Tuesday, July 16, 2013

U.N. says 5,000 a month dying in worsening Syria war

A general view of Al Zibdeh and Jisr Al-Haj, controlled by Free Syrian Army fighters, in Aleppo June 29, 2013. (Reuters)
AFP, United States
 
Five thousand people a month are dying in the Syria war which has now thrown up the worst refugee crisis since the 1994 Rwandan genocide, U.N. officials said Tuesday.

A host of top officials called on the divided U.N. Security Council to take stronger action to deal with the fallout from the 26 month old civil war in which the United Nations says up to 100,000 people have died.

“The extremely high rate of killings nowadays -- approximately 5,000 a month -- demonstrates the drastic deterioration of the conflict,” U.N. assistant secretary general for human rights Ivan Simonovic told a council meeting on Syria.

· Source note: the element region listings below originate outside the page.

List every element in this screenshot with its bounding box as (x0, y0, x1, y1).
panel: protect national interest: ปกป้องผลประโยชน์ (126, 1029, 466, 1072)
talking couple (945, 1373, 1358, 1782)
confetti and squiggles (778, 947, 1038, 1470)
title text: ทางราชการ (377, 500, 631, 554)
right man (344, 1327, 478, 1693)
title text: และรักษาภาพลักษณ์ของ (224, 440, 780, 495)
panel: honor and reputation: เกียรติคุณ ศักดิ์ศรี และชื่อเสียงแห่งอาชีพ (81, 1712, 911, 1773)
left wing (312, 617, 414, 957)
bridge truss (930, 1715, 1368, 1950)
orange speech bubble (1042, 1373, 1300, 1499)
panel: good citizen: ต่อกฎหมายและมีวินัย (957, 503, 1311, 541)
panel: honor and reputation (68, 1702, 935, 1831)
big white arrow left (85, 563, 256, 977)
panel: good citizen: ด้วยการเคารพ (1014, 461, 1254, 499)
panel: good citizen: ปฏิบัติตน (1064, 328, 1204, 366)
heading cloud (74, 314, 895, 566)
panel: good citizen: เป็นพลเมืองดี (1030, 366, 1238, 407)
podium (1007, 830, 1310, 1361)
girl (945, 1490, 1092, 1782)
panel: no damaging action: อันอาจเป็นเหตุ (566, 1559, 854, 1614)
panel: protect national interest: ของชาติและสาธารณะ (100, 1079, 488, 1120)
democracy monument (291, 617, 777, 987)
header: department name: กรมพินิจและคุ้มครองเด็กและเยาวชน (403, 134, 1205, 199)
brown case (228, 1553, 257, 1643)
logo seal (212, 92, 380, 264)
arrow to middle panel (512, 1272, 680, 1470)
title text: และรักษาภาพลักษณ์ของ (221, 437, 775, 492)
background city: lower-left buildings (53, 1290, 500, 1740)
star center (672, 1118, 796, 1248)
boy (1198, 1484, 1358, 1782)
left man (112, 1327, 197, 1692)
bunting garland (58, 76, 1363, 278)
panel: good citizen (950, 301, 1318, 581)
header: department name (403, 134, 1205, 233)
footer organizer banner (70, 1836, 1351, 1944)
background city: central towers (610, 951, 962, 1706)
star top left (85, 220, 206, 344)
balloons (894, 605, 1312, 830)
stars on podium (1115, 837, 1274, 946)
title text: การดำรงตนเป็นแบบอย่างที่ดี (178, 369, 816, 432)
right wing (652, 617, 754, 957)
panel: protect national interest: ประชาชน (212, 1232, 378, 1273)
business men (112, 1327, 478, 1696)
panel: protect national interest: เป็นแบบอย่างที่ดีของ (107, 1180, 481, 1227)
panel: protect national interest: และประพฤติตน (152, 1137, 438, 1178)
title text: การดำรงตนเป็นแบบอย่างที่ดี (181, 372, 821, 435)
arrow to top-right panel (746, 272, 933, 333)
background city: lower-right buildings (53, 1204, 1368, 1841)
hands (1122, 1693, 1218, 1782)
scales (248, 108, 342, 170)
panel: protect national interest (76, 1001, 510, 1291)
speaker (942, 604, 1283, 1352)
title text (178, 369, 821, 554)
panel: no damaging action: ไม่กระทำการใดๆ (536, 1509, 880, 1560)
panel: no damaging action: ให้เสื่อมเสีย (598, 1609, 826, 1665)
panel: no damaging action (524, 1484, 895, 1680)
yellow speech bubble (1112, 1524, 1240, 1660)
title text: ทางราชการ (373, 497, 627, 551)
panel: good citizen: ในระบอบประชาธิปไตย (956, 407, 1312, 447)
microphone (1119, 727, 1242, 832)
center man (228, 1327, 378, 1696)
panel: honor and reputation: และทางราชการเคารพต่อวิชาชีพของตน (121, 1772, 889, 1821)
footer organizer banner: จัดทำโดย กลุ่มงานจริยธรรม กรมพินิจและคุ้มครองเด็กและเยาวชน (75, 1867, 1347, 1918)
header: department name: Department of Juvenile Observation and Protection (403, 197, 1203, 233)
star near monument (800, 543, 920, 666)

Nearly 1.8 million people are now registered with the United Nations in countries around Syria and an average of 6,000 people a day are now fleeing, U.N. High Commissioner for Refugees Antonio Guterres added.

“We have not seen a refugee outflow escalate at such a frightening rate since the Rwandan genocide almost 20 years ago,” Guterres said.

“This crisis has been going on for much longer than anyone feared with unbearable humanitarian consequences,” he added.

U.N. humanitarian chief Valerie Amos said the international community may have to consider cross border operations to get aid into Syria.

Syria's U.N. ambassador Bashar Jaafari disputed the U.N. death toll figures as “unprofessionally sourced.”